I sindacati hanno chiesto più volte che il governo intervenisse per aumentare i bassissimi salari dei lavoratori, così come hanno chiesto di bilanciare il sistema di tassazione, invocando una riforma del sistema pensionistico e un’implementazione della protezione sociale per le classi maggiormente disagiate.
I sindacati, come sottolineano ricercatori ed analisti, sembrano essere l’unico fronte realmente unito in questo momento di crisi.
Un fronte compattato dinnanzi ai continui attacchi del presidente Morsi e che ha ben chiaro quali sono i suoi obiettivi e le sue richieste. Un fronte che ha spinto la cittadina di Mahalla, principale centro di produzione tessile del paese, a dichiarare la propria indipendenza dal resto della nazione.
La piazza si muove, dunque, per le sue rivendicazioni politiche e sociali, per protestare contro il decreto, ma anche contro condizioni economiche che non migliorano.
Il rischio è lo stesso del 25 gennaio 2011: che la politica, quella dell’ancien regime, quella che non vuole il cambiamento, sfrutti la sua mancanza di unità e di leadership per mantenere il potere.
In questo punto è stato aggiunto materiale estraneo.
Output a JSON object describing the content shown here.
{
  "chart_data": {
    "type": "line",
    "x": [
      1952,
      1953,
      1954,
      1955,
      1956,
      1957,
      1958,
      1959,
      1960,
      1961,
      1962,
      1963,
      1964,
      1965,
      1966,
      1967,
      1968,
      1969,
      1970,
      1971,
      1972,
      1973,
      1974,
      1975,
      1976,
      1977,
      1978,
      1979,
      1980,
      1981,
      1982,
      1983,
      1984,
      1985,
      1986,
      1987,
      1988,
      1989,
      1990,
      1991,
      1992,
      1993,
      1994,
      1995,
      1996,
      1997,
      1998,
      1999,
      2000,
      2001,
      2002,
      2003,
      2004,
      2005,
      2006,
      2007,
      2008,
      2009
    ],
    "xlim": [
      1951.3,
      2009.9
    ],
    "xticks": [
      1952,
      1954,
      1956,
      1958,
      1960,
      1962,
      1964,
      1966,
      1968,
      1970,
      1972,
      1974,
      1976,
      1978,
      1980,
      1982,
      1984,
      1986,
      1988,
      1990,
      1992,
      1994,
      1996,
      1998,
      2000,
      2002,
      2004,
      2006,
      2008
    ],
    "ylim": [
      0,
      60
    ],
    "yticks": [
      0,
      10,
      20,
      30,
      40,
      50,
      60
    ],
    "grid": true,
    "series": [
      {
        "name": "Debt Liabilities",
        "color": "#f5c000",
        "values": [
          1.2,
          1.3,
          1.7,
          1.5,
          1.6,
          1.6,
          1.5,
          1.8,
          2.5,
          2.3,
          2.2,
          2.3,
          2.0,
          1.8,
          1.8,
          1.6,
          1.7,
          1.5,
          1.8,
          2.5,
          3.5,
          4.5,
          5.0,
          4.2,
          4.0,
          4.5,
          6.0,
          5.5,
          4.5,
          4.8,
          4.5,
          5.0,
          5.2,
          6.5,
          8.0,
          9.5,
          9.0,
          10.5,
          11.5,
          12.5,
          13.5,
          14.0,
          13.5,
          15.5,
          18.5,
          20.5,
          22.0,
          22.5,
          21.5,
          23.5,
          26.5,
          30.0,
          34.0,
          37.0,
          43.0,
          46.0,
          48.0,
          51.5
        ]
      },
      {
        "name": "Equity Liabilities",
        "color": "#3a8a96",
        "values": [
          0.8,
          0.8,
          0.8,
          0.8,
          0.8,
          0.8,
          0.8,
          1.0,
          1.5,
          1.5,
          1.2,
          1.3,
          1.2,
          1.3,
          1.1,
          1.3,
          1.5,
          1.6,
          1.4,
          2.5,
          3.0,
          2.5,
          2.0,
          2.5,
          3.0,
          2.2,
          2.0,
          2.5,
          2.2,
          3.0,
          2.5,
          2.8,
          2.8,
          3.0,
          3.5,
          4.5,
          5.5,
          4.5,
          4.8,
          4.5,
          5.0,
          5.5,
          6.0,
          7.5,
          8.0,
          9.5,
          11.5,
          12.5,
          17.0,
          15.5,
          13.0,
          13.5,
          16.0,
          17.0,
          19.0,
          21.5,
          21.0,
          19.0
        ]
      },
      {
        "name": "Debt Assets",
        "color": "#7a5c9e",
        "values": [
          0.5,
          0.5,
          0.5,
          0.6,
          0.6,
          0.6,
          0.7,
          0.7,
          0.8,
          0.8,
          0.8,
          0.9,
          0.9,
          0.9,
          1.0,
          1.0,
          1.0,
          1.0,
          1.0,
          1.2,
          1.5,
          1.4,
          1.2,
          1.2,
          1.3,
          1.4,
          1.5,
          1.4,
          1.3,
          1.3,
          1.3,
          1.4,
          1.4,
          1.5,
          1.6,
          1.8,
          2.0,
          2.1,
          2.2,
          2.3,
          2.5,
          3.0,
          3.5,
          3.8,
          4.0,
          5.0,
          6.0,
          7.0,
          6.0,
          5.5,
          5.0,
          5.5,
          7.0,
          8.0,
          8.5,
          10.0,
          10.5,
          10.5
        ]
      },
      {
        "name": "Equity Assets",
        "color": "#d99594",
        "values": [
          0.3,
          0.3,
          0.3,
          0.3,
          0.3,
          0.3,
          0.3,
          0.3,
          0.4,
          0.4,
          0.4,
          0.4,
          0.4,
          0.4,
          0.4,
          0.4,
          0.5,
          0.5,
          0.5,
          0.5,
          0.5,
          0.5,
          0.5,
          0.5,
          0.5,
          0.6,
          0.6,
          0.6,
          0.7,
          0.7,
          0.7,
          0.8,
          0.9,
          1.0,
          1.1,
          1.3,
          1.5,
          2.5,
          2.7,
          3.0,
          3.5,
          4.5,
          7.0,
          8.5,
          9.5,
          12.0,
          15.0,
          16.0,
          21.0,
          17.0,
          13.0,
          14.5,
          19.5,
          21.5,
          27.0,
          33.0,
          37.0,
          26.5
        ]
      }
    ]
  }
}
Secondo la professoressa Dina el-Khawaga della Cairo University “non si tratta né di uno scontro tra poteri rivoluzionari e contro-rivoluzionari, né di un conflitto tra misure democratiche ed autoritarie: è piuttosto un confuso mix di entrambi”.
La confusione degli osservatori e dei mass media che guardano alla piazza come emanazione del National Salvation Front, che ignorano le motivazioni di un malessere sociale che ha ragioni profonde, che trattano il panorama islamista come un mondo unito e compatto.
Così come non è del tutto unito e compatto il mondo dell’opposizione al presidente Morsi. Ancora una volta, “l’assenza di soggettività politiche di massa, in grado di farsi portavoce delle rivendicazioni politiche e sociali della popolazione egiziana scesa per le strade*” in seguito al decreto del 22 novembre 2012 sta mostrando tutto il suo peso.
December 16, 2012
* La citazione in corsivo è tratta da Osservatorioiraq.it (acura di), Cronache di una controrivoluzione, Roma, Edizioni dell’Asino, 2012.